Banana Streusel Bread
Why yes, banana bread will Bundt! Thanks to Nordic Ware’s Anniversary Bundt Pan, our banana bread is an inverted Bundt beauty with plenty of crunchy cinnamon streusel topping that proves more addictive with each serving. You can find more Anniversary Bundt recipes our new September/October 2020 issue!
Banana Streusel Bread
3½ cups (438 grams) plus 4 tablespoons (32 grams) all-purpose flour, divided
1½ cups (330 grams) plus 2 tablespoons (28 grams) firmly packed light brown sugar, divided
1⅓ cups (267 grams) plus 2 tablespoons (24 grams) granulated sugar, divided
1¾ teaspoons (3.5 grams) ground cinnamon, divided
4 teaspoons (20 grams) unsalted butter, cubed
2 cups (476 grams) mashed ripe banana
1 cup (214 grams) vegetable oil
4 large eggs (200 grams), room temperature
⅔ cup (160 grams) sour cream, room temperature
1 tablespoon (13 grams) vanilla extract*
2 teaspoons (10 grams) baking powder
1¼ teaspoons (6.25 grams) baking soda
1¼ teaspoons (3.75 grams) kosher salt
½ teaspoon (1 gram) ground cloves
¼ teaspoon ground nutmeg
Preheat oven to 350°F (180°C).
In a medium bowl, stir together 4 tablespoons (32 grams) flour, 2 tablespoons (28 grams) brown sugar, 2 tablespoons (24 grams) granulated sugar, and ¾ teaspoon (1.5 grams) cinnamon.
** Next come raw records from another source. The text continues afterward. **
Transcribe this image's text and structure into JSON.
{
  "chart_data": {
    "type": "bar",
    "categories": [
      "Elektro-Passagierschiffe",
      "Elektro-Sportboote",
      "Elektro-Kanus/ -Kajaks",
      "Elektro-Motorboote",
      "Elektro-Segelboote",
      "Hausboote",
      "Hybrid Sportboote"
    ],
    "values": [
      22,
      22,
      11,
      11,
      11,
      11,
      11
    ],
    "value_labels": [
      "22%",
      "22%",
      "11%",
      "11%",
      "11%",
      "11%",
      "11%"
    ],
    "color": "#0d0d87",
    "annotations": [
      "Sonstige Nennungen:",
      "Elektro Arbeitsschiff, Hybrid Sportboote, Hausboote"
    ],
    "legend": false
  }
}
Add butter; using your fingers or 2 forks, work butter into flour mixture until mixture resembles coarse crumbs or slightly wet sand. Set streusel aside.
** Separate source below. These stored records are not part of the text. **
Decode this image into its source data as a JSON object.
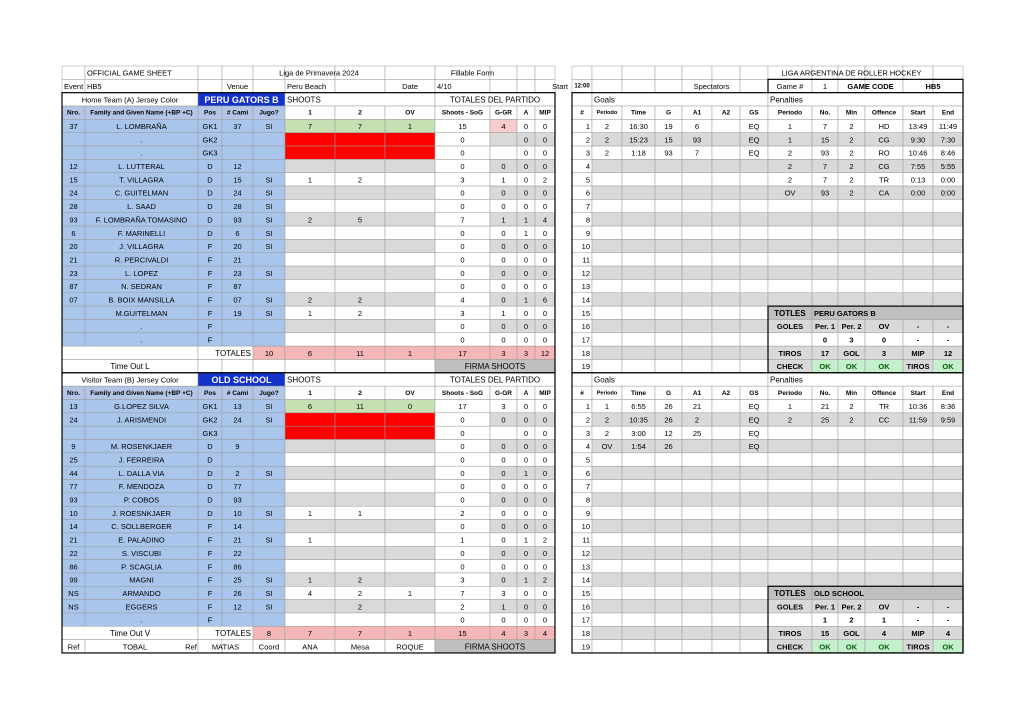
{
  "header": {
    "title": "OFFICIAL GAME SHEET",
    "league": "Liga de Primavera 2024",
    "form": "Fillable Form",
    "federation": "LIGA ARGENTINA DE ROLLER HOCKEY",
    "event_label": "Event",
    "event": "HB5",
    "venue_label": "Venue",
    "venue": "Peru Beach",
    "date_label": "Date",
    "date": "4/10",
    "start_label": "Start",
    "start": "12:00",
    "spectators_label": "Spectators",
    "game_label": "Game #",
    "game": "1",
    "code_label": "GAME CODE",
    "code": "HB5"
  },
  "columns": [
    "Nro.",
    "Family and Given Name (+BP +C)",
    "Pos",
    "# Cami",
    "Jugo?",
    "1",
    "2",
    "OV",
    "Shoots - SoG",
    "G-GR",
    "A",
    "MIP",
    "#",
    "Periodo",
    "Time",
    "G",
    "A1",
    "A2",
    "GS",
    "Periodo",
    "No.",
    "Min",
    "Offence",
    "Start",
    "End"
  ],
  "row_numbers": [
    1,
    2,
    3,
    4,
    5,
    6,
    7,
    8,
    9,
    10,
    11,
    12,
    13,
    14,
    15,
    16,
    17,
    18,
    19
  ],
  "home": {
    "team_label": "Home Team (A) Jersey Color",
    "team_name": "PERU GATORS B",
    "shoots_label": "SHOOTS",
    "totals_label": "TOTALES DEL PARTIDO",
    "goals_label": "Goals",
    "penalties_label": "Penalties",
    "players": [
      [
        "37",
        "L. LOMBRAÑA",
        "GK1",
        "37",
        "SI",
        "7",
        "7",
        "1",
        "15",
        "4",
        "0",
        "0"
      ],
      [
        null,
        ".",
        "GK2",
        null,
        null,
        null,
        null,
        null,
        "0",
        null,
        "0",
        "0"
      ],
      [
        null,
        ".",
        "GK3",
        null,
        null,
        null,
        null,
        null,
        "0",
        null,
        "0",
        "0"
      ],
      [
        "12",
        "L. LUTTERAL",
        "D",
        "12",
        null,
        null,
        null,
        null,
        "0",
        "0",
        "0",
        "0"
      ],
      [
        "15",
        "T. VILLAGRA",
        "D",
        "15",
        "SI",
        "1",
        "2",
        null,
        "3",
        "1",
        "0",
        "2"
      ],
      [
        "24",
        "C. GUITELMAN",
        "D",
        "24",
        "SI",
        null,
        null,
        null,
        "0",
        "0",
        "0",
        "0"
      ],
      [
        "28",
        "L. SAAD",
        "D",
        "28",
        "SI",
        null,
        null,
        null,
        "0",
        "0",
        "0",
        "0"
      ],
      [
        "93",
        "F. LOMBRAÑA TOMASINO",
        "D",
        "93",
        "SI",
        "2",
        "5",
        null,
        "7",
        "1",
        "1",
        "4"
      ],
      [
        "6",
        "F. MARINELLI",
        "D",
        "6",
        "SI",
        null,
        null,
        null,
        "0",
        "0",
        "1",
        "0"
      ],
      [
        "20",
        "J. VILLAGRA",
        "F",
        "20",
        "SI",
        null,
        null,
        null,
        "0",
        "0",
        "0",
        "0"
      ],
      [
        "21",
        "R. PERCIVALDI",
        "F",
        "21",
        null,
        null,
        null,
        null,
        "0",
        "0",
        "0",
        "0"
      ],
      [
        "23",
        "L. LOPEZ",
        "F",
        "23",
        "SI",
        null,
        null,
        null,
        "0",
        "0",
        "0",
        "0"
      ],
      [
        "87",
        "N. SEDRAN",
        "F",
        "87",
        null,
        null,
        null,
        null,
        "0",
        "0",
        "0",
        "0"
      ],
      [
        "07",
        "B. BOIX MANSILLA",
        "F",
        "07",
        "SI",
        "2",
        "2",
        null,
        "4",
        "0",
        "1",
        "6"
      ],
      [
        null,
        "M.GUITELMAN",
        "F",
        "19",
        "SI",
        "1",
        "2",
        null,
        "3",
        "1",
        "0",
        "0"
      ],
      [
        null,
        ".",
        "F",
        null,
        null,
        null,
        null,
        null,
        "0",
        "0",
        "0",
        "0"
      ],
      [
        null,
        ".",
        "F",
        null,
        null,
        null,
        null,
        null,
        "0",
        "0",
        "0",
        "0"
      ]
    ],
    "totals_row_label": "TOTALES",
    "totals": [
      "10",
      "6",
      "11",
      "1",
      "17",
      "3",
      "3",
      "12"
    ],
    "timeout_label": "Time Out L",
    "signature_label": "FIRMA SHOOTS",
    "goals": [
      [
        "2",
        "16:30",
        "19",
        "6",
        null,
        "EQ"
      ],
      [
        "2",
        "15:23",
        "15",
        "93",
        null,
        "EQ"
      ],
      [
        "2",
        "1:18",
        "93",
        "7",
        null,
        "EQ"
      ]
    ],
    "penalties": [
      [
        "1",
        "7",
        "2",
        "HD",
        "13:49",
        "11:49"
      ],
      [
        "1",
        "15",
        "2",
        "CG",
        "9:30",
        "7:30"
      ],
      [
        "2",
        "93",
        "2",
        "RO",
        "10:46",
        "8:46"
      ],
      [
        "2",
        "7",
        "2",
        "CG",
        "7:55",
        "5:55"
      ],
      [
        "2",
        "7",
        "2",
        "TR",
        "0:13",
        "0:00"
      ],
      [
        "OV",
        "93",
        "2",
        "CA",
        "0:00",
        "0:00"
      ]
    ],
    "summary": {
      "label": "TOTLES",
      "team": "PERU GATORS B",
      "rows": [
        [
          "GOLES",
          "Per. 1",
          "Per. 2",
          "OV",
          "-",
          "-"
        ],
        [
          null,
          "0",
          "3",
          "0",
          "-",
          "-"
        ],
        [
          "TIROS",
          "17",
          "GOL",
          "3",
          "MIP",
          "12"
        ],
        [
          "CHECK",
          "OK",
          "OK",
          "OK",
          "TIROS",
          "OK"
        ]
      ]
    }
  },
  "visitor": {
    "team_label": "Visitor Team (B) Jersey Color",
    "team_name": "OLD SCHOOL",
    "shoots_label": "SHOOTS",
    "totals_label": "TOTALES DEL PARTIDO",
    "goals_label": "Goals",
    "penalties_label": "Penalties",
    "players": [
      [
        "13",
        "G.LOPEZ SILVA",
        "GK1",
        "13",
        "SI",
        "6",
        "11",
        "0",
        "17",
        "3",
        "0",
        "0"
      ],
      [
        "24",
        "J. ARISMENDI",
        "GK2",
        "24",
        "SI",
        null,
        null,
        null,
        "0",
        "0",
        "0",
        "0"
      ],
      [
        null,
        null,
        "GK3",
        null,
        null,
        null,
        null,
        null,
        "0",
        null,
        "0",
        "0"
      ],
      [
        "9",
        "M. ROSENKJAER",
        "D",
        "9",
        null,
        null,
        null,
        null,
        "0",
        "0",
        "0",
        "0"
      ],
      [
        "25",
        "J. FERREIRA",
        "D",
        null,
        null,
        null,
        null,
        null,
        "0",
        "0",
        "0",
        "0"
      ],
      [
        "44",
        "L. DALLA VIA",
        "D",
        "2",
        "SI",
        null,
        null,
        null,
        "0",
        "0",
        "1",
        "0"
      ],
      [
        "77",
        "F. MENDOZA",
        "D",
        "77",
        null,
        null,
        null,
        null,
        "0",
        "0",
        "0",
        "0"
      ],
      [
        "93",
        "P. COBOS",
        "D",
        "93",
        null,
        null,
        null,
        null,
        "0",
        "0",
        "0",
        "0"
      ],
      [
        "10",
        "J. ROESNKJAER",
        "D",
        "10",
        "SI",
        "1",
        "1",
        null,
        "2",
        "0",
        "0",
        "0"
      ],
      [
        "14",
        "C. SOLLBERGER",
        "F",
        "14",
        null,
        null,
        null,
        null,
        "0",
        "0",
        "0",
        "0"
      ],
      [
        "21",
        "E. PALADINO",
        "F",
        "21",
        "SI",
        "1",
        null,
        null,
        "1",
        "0",
        "1",
        "2"
      ],
      [
        "22",
        "S. VISCUBI",
        "F",
        "22",
        null,
        null,
        null,
        null,
        "0",
        "0",
        "0",
        "0"
      ],
      [
        "86",
        "P. SCAGLIA",
        "F",
        "86",
        null,
        null,
        null,
        null,
        "0",
        "0",
        "0",
        "0"
      ],
      [
        "99",
        "MAGNI",
        "F",
        "25",
        "SI",
        "1",
        "2",
        null,
        "3",
        "0",
        "1",
        "2"
      ],
      [
        "NS",
        "ARMANDO",
        "F",
        "26",
        "SI",
        "4",
        "2",
        "1",
        "7",
        "3",
        "0",
        "0"
      ],
      [
        "NS",
        "EGGERS",
        "F",
        "12",
        "SI",
        null,
        "2",
        null,
        "2",
        "1",
        "0",
        "0"
      ],
      [
        null,
        ".",
        "F",
        null,
        null,
        null,
        null,
        null,
        "0",
        "0",
        "0",
        "0"
      ]
    ],
    "totals_row_label": "TOTALES",
    "totals": [
      "8",
      "7",
      "7",
      "1",
      "15",
      "4",
      "3",
      "4"
    ],
    "timeout_label": "Time Out V",
    "signature_label": "FIRMA SHOOTS",
    "officials": [
      "Ref",
      "TOBAL",
      "Ref",
      "MATIAS",
      "Coord",
      "ANA",
      "Mesa",
      "ROQUE"
    ],
    "goals": [
      [
        "1",
        "6:55",
        "26",
        "21",
        null,
        "EQ"
      ],
      [
        "2",
        "10:35",
        "26",
        "2",
        null,
        "EQ"
      ],
      [
        "2",
        "3:00",
        "12",
        "25",
        null,
        "EQ"
      ],
      [
        "OV",
        "1:54",
        "26",
        null,
        null,
        "EQ"
      ]
    ],
    "penalties": [
      [
        "1",
        "21",
        "2",
        "TR",
        "10:36",
        "8:36"
      ],
      [
        "2",
        "25",
        "2",
        "CC",
        "11:59",
        "9:59"
      ]
    ],
    "summary": {
      "label": "TOTLES",
      "team": "OLD SCHOOL",
      "rows": [
        [
          "GOLES",
          "Per. 1",
          "Per. 2",
          "OV",
          "-",
          "-"
        ],
        [
          null,
          "1",
          "2",
          "1",
          "-",
          "-"
        ],
        [
          "TIROS",
          "15",
          "GOL",
          "4",
          "MIP",
          "4"
        ],
        [
          "CHECK",
          "OK",
          "OK",
          "OK",
          "TIROS",
          "OK"
        ]
      ]
    }
  }
}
In the bowl of a stand mixer fitted with the paddle attachment, beat banana, oil, eggs, sour cream, vanilla, remaining 1½ cups (330 grams) brown sugar, and remaining 1⅓ cups (267 grams) granulated sugar at medium-low speed until well combined, about 2 minutes, stopping to scrape sides of bowl.
In a medium bowl, whisk together baking powder, baking soda, salt, cloves, nutmeg, remaining 3½ cups (438 grams) flour, and remaining 1 teaspoon (2 grams) cinnamon. With mixer on low speed, gradually add flour mixture to banana mixture, beating until combined and stopping to scrape sides of bowl.
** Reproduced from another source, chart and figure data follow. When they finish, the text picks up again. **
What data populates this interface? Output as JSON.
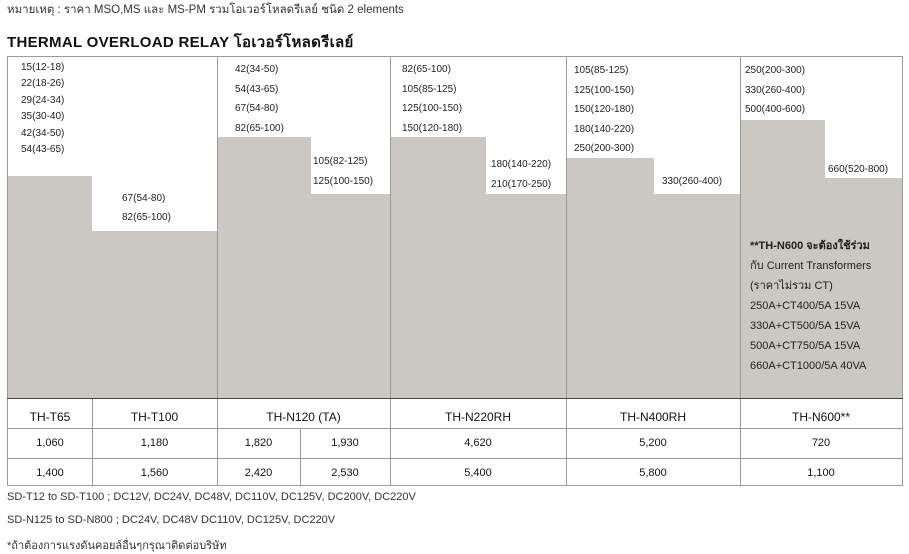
{
  "note": "หมายเหตุ : ราคา MSO,MS และ MS-PM รวมโอเวอร์โหลดรีเลย์ ชนิด 2 elements",
  "title": "THERMAL OVERLOAD RELAY โอเวอร์โหลดรีเลย์",
  "ranges": {
    "t65": [
      "15(12-18)",
      "22(18-26)",
      "29(24-34)",
      "35(30-40)",
      "42(34-50)",
      "54(43-65)"
    ],
    "t100": [
      "67(54-80)",
      "82(65-100)"
    ],
    "n120_left": [
      "42(34-50)",
      "54(43-65)",
      "67(54-80)",
      "82(65-100)"
    ],
    "n120_right": [
      "105(82-125)",
      "125(100-150)"
    ],
    "n220_left": [
      "82(65-100)",
      "105(85-125)",
      "125(100-150)",
      "150(120-180)"
    ],
    "n220_right": [
      "180(140-220)",
      "210(170-250)"
    ],
    "n400_left": [
      "105(85-125)",
      "125(100-150)",
      "150(120-180)",
      "180(140-220)",
      "250(200-300)"
    ],
    "n400_right": [
      "330(260-400)"
    ],
    "n600_left": [
      "250(200-300)",
      "330(260-400)",
      "500(400-600)"
    ],
    "n600_right": [
      "660(520-800)"
    ]
  },
  "ct_note": [
    "**TH-N600 จะต้องใช้ร่วม",
    "กับ Current Transformers",
    "(ราคาไม่รวม CT)",
    "250A+CT400/5A  15VA",
    "330A+CT500/5A  15VA",
    "500A+CT750/5A  15VA",
    "660A+CT1000/5A  40VA"
  ],
  "models": {
    "t65": "TH-T65",
    "t100": "TH-T100",
    "n120": "TH-N120 (TA)",
    "n220": "TH-N220RH",
    "n400": "TH-N400RH",
    "n600": "TH-N600**"
  },
  "prices_row1": {
    "t65": "1,060",
    "t100": "1,180",
    "n120a": "1,820",
    "n120b": "1,930",
    "n220": "4,620",
    "n400": "5,200",
    "n600": "720"
  },
  "prices_row2": {
    "t65": "1,400",
    "t100": "1,560",
    "n120a": "2,420",
    "n120b": "2,530",
    "n220": "5,400",
    "n400": "5,800",
    "n600": "1,100"
  },
  "footer": [
    "SD-T12 to SD-T100 ; DC12V, DC24V, DC48V, DC110V, DC125V, DC200V, DC220V",
    "SD-N125 to SD-N800 ; DC24V, DC48V DC110V, DC125V, DC220V",
    "*ถ้าต้องการแรงดันคอยล์อื่นๆกรุณาติดต่อบริษัท"
  ]
}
Spray a 15-cup Nordic Ware Anniversary Bundt Pan with baking spray with flour. Pour batter into prepared pan. Tap pan on counter a few times to evenly spread batter and release any air bubbles.
Bake for 20 minutes. Sprinkle with streusel, and bake until golden brown and a wooden pick inserted near center comes out clean, 50 to 55 minutes, rotating pan halfway through baking and loosely covering with foil to prevent excess browning, if necessary. Let cool in pan on a wire rack for 20 minutes.
Using a small offset spatula, loosen cake from center of pan. Slowly invert bread onto a wire rack placed over a rimmed baking sheet. (Some streusel will fall off.) Using a large, flat plate or a cake lifter, turn bread streusel side up, and place on wire rack; let cool completely.